Shirley Mikell of NAADAC, the Association for Addiction Professionals (NAADAC), a social worker whose past experience includes working in an OTP, recommends that clinicians treating substance use disorders (SUDs) offer to discuss their work at law enforcement conferences. “There are conferences for judges, and for drug courts, and if there’s one in your region, you can ask to do a presentation,” she said. “Sometimes they’re very receptive.”

Similarly, if there is a regional conference that is sponsored by clinicians — social workers, marriage and family therapists, addiction counselors — invite the judges to attend, said Mikell.

Frequently criticized for staying within their own circles, SUD treatment providers should reach out to law enforcement, even if they think it’s intimidating. In fact, it’s rewarding, said Mikell. In addition, if you do present at a criminal justice conference, you’ll find a good audience, she said. “When they’re in a mix of their own people, they hear better,” she said.

Inviting law enforcement officials to your treatment program — during non-patient hours — is a good way to educate them as well.

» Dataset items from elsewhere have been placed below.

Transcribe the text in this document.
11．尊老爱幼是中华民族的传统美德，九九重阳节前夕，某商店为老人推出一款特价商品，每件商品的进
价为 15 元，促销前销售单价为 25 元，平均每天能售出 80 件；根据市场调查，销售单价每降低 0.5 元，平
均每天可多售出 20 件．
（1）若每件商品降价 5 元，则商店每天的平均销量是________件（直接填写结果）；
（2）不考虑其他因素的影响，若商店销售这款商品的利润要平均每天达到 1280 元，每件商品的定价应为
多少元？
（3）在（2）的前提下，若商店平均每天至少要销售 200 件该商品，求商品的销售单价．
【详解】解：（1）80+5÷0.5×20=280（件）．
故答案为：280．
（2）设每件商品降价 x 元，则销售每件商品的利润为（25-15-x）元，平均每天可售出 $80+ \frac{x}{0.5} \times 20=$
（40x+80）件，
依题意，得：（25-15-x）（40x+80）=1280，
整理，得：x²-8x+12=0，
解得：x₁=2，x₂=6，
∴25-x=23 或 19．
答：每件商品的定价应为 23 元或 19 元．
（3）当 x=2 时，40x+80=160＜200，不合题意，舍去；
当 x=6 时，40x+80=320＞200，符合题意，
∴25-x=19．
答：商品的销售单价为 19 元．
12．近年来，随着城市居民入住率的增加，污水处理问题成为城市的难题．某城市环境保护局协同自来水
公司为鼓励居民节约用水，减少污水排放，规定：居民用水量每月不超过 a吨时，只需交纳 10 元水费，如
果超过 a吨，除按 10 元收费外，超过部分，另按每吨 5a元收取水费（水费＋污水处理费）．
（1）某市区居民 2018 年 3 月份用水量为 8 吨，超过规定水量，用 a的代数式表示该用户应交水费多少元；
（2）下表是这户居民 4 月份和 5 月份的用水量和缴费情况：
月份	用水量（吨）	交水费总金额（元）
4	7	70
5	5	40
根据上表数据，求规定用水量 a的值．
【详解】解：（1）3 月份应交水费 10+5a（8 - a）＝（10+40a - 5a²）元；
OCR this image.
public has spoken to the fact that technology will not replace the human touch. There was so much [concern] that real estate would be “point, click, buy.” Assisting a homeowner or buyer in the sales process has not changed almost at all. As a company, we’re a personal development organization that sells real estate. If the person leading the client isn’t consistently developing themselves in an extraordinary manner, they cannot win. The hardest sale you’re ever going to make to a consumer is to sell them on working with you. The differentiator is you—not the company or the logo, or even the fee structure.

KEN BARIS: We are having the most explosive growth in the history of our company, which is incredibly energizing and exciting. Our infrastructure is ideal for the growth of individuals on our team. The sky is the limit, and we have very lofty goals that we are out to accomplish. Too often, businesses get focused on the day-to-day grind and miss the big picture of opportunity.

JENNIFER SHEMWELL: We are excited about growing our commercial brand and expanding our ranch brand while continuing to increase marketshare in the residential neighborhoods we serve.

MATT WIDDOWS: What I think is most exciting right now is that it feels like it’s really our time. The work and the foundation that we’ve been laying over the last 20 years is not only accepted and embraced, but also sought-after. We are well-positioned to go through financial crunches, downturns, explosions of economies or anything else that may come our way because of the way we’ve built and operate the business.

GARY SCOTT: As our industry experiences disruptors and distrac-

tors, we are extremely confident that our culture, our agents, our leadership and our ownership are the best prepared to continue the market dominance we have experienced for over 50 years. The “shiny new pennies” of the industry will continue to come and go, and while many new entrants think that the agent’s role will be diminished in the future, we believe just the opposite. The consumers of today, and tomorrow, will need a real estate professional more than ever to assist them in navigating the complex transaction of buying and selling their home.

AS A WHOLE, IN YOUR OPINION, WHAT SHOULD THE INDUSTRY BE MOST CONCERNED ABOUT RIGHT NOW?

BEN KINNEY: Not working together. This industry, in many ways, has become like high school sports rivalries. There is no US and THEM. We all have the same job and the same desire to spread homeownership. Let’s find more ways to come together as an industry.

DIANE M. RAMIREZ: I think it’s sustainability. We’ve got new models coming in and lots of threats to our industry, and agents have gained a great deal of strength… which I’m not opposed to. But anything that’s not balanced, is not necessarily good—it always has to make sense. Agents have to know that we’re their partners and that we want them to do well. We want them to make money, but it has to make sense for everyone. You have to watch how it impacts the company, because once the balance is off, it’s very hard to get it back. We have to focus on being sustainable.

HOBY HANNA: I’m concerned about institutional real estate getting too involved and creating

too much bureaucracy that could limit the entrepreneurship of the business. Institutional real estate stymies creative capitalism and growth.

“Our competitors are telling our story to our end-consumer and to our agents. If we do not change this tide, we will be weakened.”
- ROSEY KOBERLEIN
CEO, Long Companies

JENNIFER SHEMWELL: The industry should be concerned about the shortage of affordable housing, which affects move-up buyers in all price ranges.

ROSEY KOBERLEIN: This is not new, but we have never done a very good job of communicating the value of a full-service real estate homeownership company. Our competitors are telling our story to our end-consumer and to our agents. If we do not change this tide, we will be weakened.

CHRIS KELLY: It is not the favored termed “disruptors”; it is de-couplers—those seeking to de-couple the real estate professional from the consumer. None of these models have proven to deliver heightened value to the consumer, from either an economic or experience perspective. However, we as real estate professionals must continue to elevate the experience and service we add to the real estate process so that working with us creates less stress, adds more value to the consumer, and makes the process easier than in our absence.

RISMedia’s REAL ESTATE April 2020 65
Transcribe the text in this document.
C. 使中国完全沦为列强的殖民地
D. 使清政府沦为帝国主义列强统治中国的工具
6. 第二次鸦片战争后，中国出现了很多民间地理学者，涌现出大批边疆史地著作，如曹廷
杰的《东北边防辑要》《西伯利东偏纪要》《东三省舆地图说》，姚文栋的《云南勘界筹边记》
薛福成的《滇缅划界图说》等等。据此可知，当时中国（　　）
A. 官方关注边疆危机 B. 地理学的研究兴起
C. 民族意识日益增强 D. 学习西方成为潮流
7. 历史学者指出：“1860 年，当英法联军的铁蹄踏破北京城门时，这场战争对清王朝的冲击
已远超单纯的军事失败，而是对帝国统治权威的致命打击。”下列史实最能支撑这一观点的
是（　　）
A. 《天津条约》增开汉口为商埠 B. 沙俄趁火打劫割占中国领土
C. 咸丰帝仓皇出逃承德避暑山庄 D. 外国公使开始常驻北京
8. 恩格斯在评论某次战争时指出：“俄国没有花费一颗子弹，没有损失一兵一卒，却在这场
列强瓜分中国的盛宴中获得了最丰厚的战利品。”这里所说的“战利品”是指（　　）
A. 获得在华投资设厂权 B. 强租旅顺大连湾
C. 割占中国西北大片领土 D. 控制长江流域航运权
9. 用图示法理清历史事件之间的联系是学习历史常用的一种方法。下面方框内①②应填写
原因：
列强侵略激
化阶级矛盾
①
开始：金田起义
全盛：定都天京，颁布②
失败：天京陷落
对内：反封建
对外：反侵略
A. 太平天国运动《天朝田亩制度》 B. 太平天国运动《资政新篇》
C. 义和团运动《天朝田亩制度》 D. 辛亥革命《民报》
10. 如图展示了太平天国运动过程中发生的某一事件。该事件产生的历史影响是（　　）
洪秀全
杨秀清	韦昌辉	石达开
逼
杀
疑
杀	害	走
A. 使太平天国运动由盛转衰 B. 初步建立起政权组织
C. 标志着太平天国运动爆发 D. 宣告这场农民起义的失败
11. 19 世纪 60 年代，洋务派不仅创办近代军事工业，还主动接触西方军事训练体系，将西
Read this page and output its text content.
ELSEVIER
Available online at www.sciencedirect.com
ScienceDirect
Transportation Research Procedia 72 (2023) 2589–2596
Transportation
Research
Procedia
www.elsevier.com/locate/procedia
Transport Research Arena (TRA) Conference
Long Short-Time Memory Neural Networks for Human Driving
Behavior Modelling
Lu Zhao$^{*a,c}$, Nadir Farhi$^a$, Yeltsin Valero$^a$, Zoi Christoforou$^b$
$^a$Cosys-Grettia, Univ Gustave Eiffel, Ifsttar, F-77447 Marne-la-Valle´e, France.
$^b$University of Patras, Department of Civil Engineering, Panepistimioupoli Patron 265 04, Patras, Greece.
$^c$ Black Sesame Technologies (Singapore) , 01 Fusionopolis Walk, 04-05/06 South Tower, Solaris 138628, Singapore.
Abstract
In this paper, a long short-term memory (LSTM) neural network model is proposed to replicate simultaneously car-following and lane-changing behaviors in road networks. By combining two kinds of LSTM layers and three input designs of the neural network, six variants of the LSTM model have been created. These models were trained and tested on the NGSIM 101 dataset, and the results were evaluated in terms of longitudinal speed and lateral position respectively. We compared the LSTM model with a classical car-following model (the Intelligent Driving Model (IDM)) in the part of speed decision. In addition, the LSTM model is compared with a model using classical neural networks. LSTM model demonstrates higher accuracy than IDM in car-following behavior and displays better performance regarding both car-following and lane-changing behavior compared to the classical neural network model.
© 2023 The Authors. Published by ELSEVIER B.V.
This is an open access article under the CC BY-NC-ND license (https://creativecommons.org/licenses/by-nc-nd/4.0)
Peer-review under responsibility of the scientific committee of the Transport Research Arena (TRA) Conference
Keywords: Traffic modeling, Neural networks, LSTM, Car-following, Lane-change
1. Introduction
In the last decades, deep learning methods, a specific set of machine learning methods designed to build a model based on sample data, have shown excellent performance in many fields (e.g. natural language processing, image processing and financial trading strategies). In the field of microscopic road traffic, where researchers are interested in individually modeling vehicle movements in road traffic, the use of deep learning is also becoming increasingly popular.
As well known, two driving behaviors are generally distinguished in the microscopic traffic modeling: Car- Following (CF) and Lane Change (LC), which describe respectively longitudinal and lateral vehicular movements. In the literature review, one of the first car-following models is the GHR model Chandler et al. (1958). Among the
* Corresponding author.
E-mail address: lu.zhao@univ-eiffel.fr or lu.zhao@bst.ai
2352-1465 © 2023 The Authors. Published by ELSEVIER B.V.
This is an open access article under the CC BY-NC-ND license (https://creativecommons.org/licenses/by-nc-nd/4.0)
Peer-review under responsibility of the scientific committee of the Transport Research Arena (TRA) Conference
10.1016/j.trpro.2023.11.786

But even if they are not willing to physically come to the program, you can prepare a presentation and leave it for them on a thumb drive, said Mikell. “Develop something like a pamphlet that talks about patient responsibilities and counselor responsibilities,” she said. “We are therapists, we are supporting the clients, but we also want to be salespersons.”

Who should actually do the presentations at conferences — marketing or clinical people — depends on the personal styles involved, said Mikell. “There are marketing people who are not good trainers, and may not be the best people to present,” she said. “The most effective person might be the counselor who also has some training skills, who can present the information with passion,” she said. “You need to search your staff — it might be a nurse — it’s the person who has enough charisma to maintain the attention of the audience.”

Judges do have an emotional side to them, said Mikell, but she added that the presentation has to have substance and facts. “They don’t want a lot of fluff,” she said. “And you have to keep your message clear. No one wants to hear that they’re doing something wrong.”

Bottom Line…

Treatment professionals need to step out of their comfort zone to communicate with law enforcement on behalf of their patients.